A fight between a small community and a proposed wind farm will reach the Supreme Court of Victoria this month in what residents have dubbed a "David and Goliath battle".

The People of the Small Town of Hawkesdale Incorporated, an association made up of about 25 community members, filed legal proceedings against Hawkesdale Wind Farm applicant Global Power Generation and state planning minister Richard Wynne in February to have the wind farm's planning permit revoked.

In court on May 24 and 25 they will argue the planning minister's decisions to amend GPG's planning permit in 2017 and extend it in November last year were not valid because GPG was not the "owner or occupier" of the land covered by the permit, in line with the requirements of the Planning and Environment Act.

GPG's permit would have expired on August 29 last year if not for the extension.

Association member John Bos said there were questions with the legality of the planning permit extensions.

"We put in an injunction to stop works until the court case," he said.

"We don't know where the judge will go with it but we're pretty confident.

"It's a technicality and they bludgeoned it through and we're going for it."

The community fears the development will restrain the town's future growth unless set back at least five kilometres from the town boundary, with plans showing the nearest turbine 1.6 kilometres away.

The current permit allows for 23 wind turbines, 180 metres in height, with the closest set about one kilometre from the nearest property.

Mr Bos said it was concerning that GPG had not been required to study the social and economic impacts its wind farm would have on the Hawkesdale community as part of its permit application process.

"I'm not anti-wind farms but I am against wind farms that are inappropriately located," he said.

"At one-or-so kilometres from the nearest town it's disgusting what they're doing.

"It will decimate the town because they're proposing to not allow people to build on land between 1.5 to two kilometres away.

"If you can't allow a town to build it will become static and people will start to move away.

"It will impact us socially and economically if no-one wants to come into town and invest.

"I'm only speculating but no-one has done a study to see what impact it could have on the town."

Moyne Shire mayor Daniel Meade said the council had not had any involvement with the court case.

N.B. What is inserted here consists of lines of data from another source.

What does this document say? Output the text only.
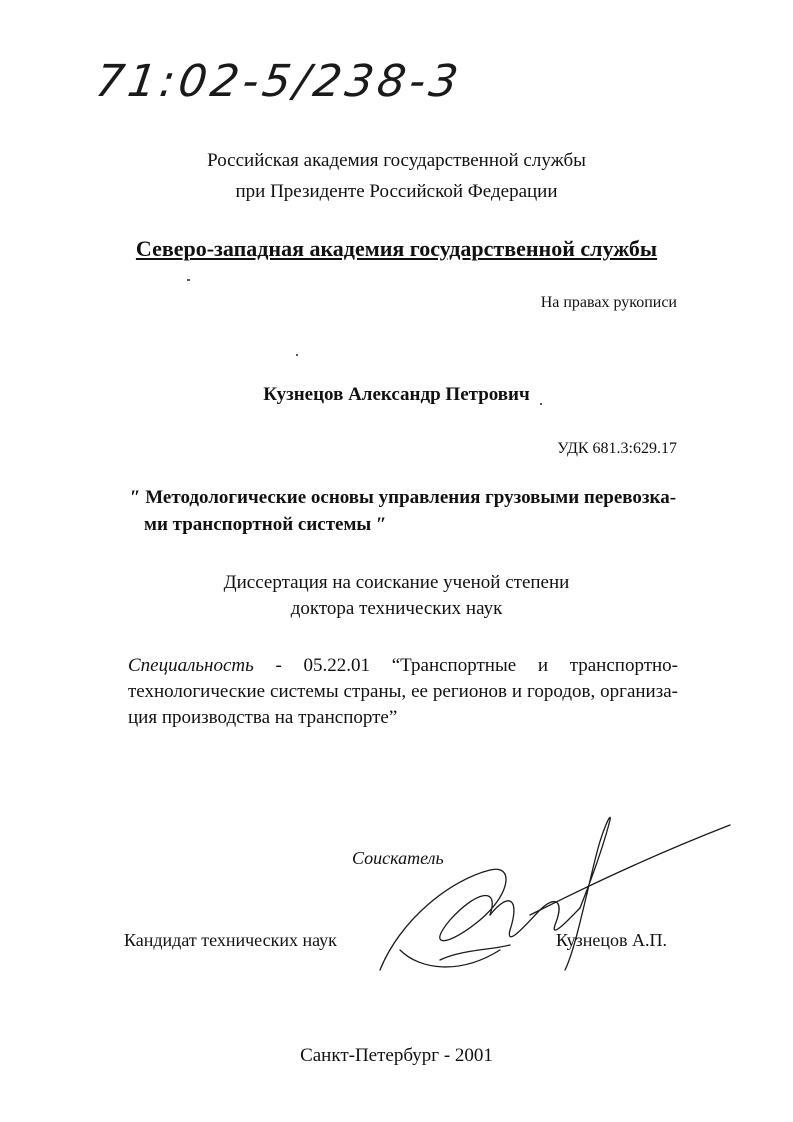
71:02-5/238-3
Российская академия государственной службы
при Президенте Российской Федерации
Северо-западная академия государственной службы
На правах рукописи
Кузнецов Александр Петрович
УДК 681.3:629.17
″ Методологические основы управления грузовыми перевозка-
ми транспортной системы ″
Диссертация на соискание ученой степени
доктора технических наук
Специальность - 05.22.01 “Транспортные и транспортно-
технологические системы страны, ее регионов и городов, организа-
ция производства на транспорте”
Соискатель
Кандидат технических наук	Кузнецов А.П.
Санкт-Петербург - 2001
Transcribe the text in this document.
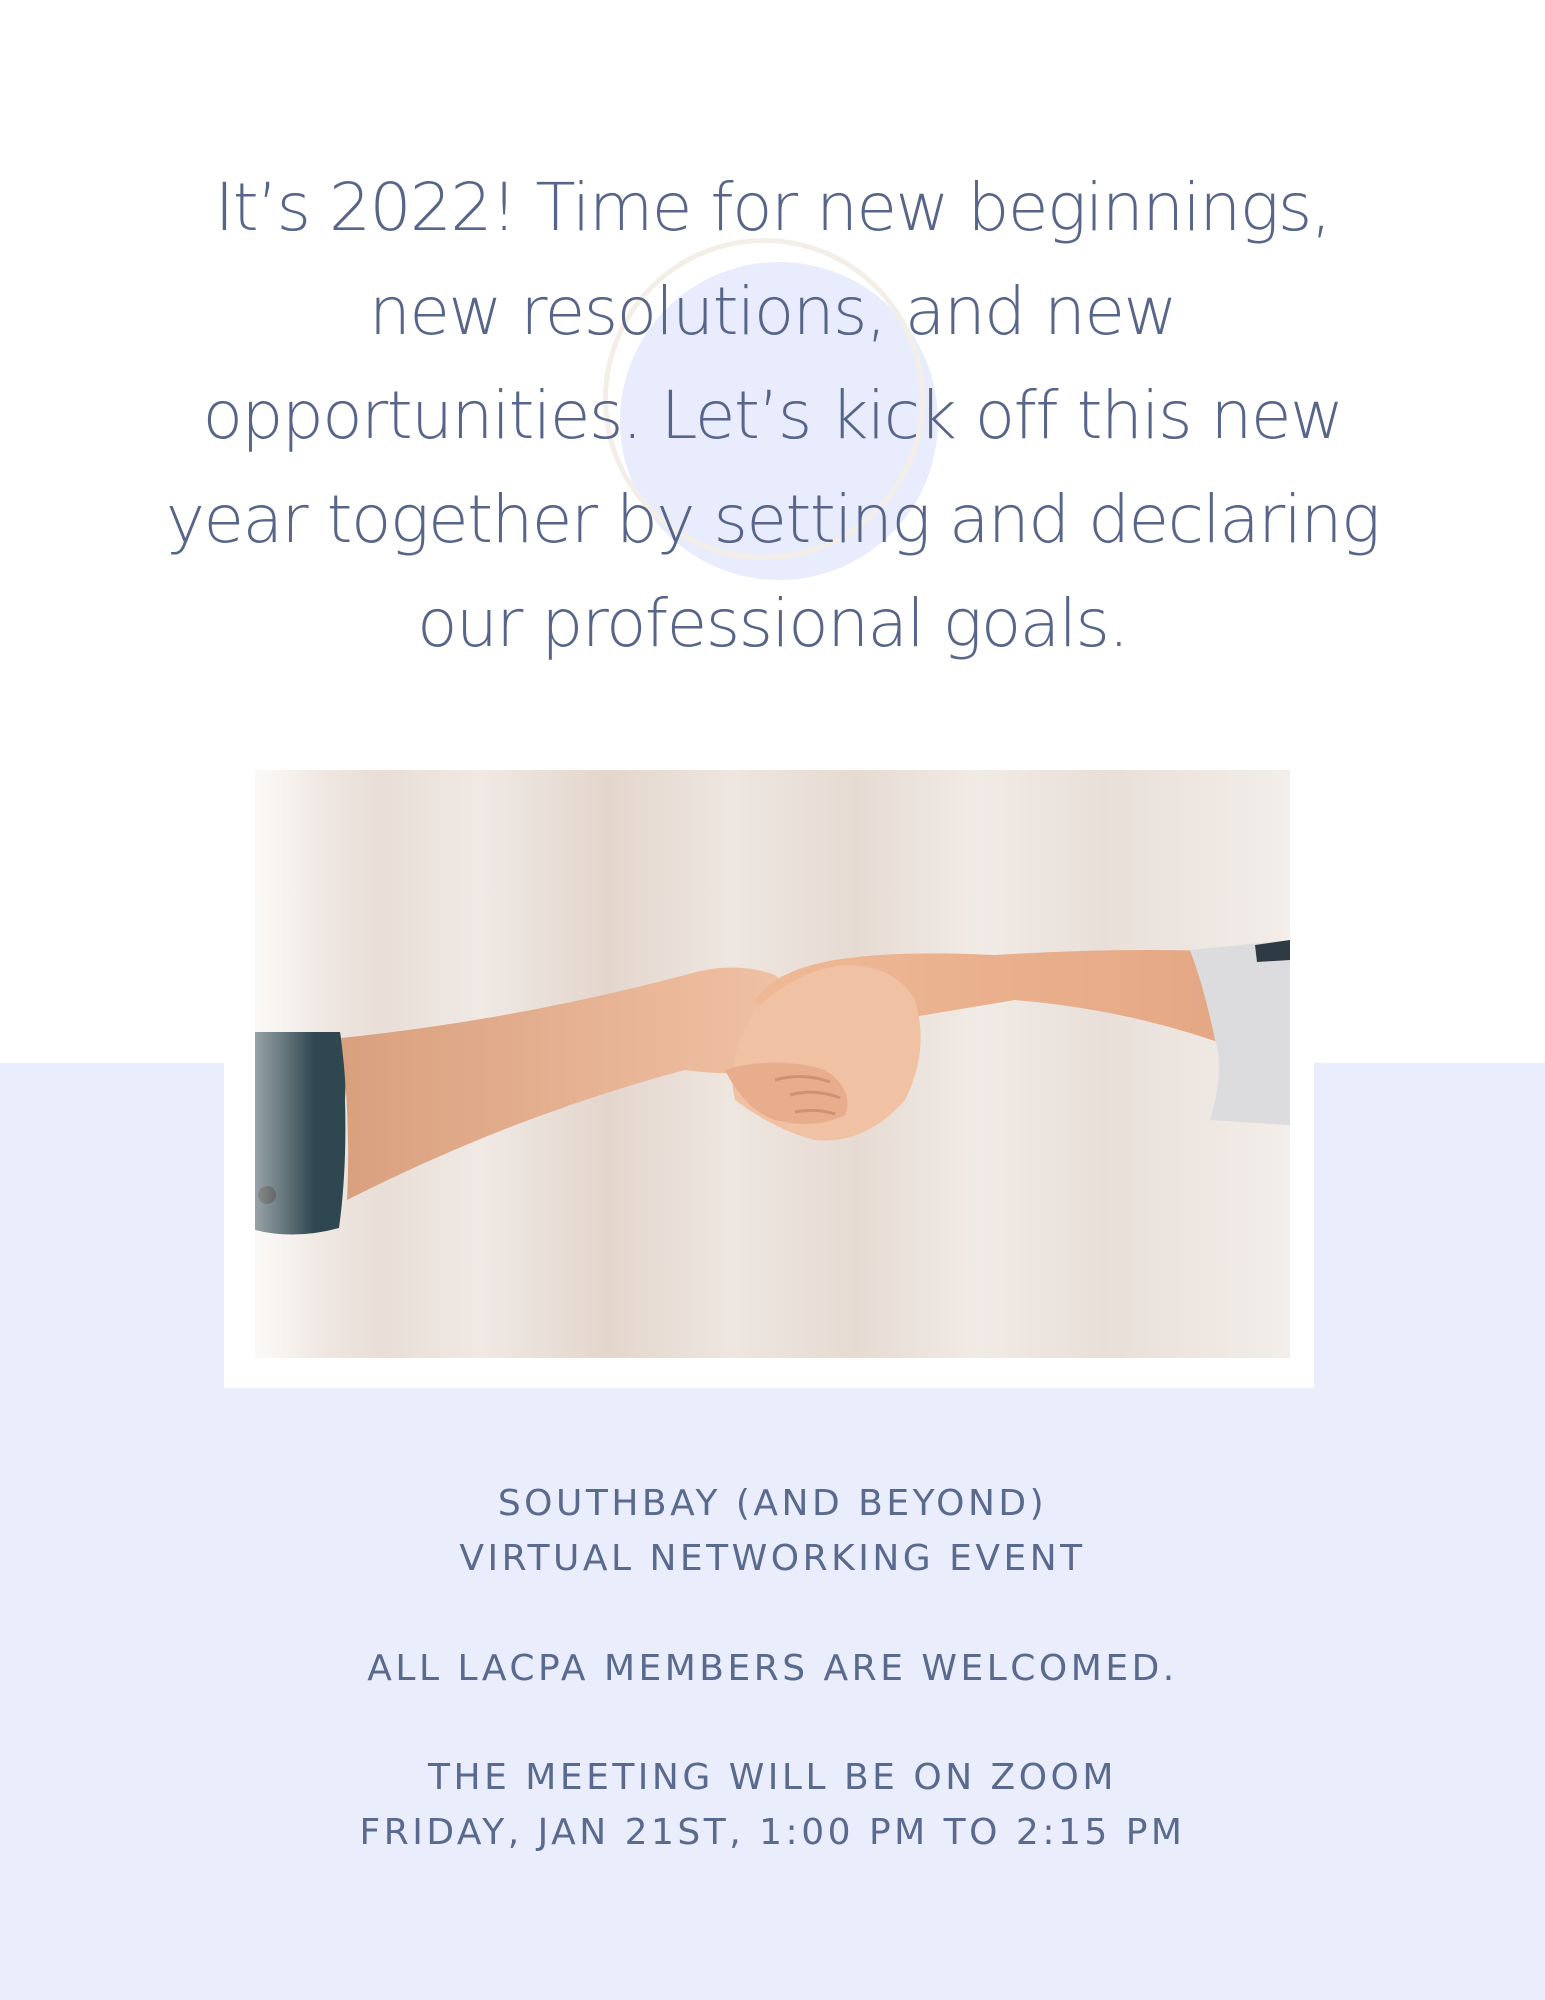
It’s 2022! Time for new beginnings,
new resolutions, and new
opportunities. Let’s kick off this new
year together by setting and declaring
our professional goals.

SOUTHBAY (AND BEYOND)
VIRTUAL NETWORKING EVENT

ALL LACPA MEMBERS ARE WELCOMED.

THE MEETING WILL BE ON ZOOM
FRIDAY, JAN 21ST, 1:00 PM TO 2:15 PM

The council has completed independent noise testing at the proposed site, with results expected in the coming weeks.

"We have no involvement in the court and the state government is the issuer of the permit," Cr Meade said.

"We'd like to see the turbines pushed back further from the township of Hawkesdale for sure and we've got concerns about the potential for cumulative impact.

"We wrote an advocacy letter expressing this to Minister Wynne and the company, both with replies saying we were basically too late."

A spokeswoman from Planning Minister Richard Wynne's office said it would be inappropriate to comment with the matter before the courts.

Proponent GPG was contacted for comment.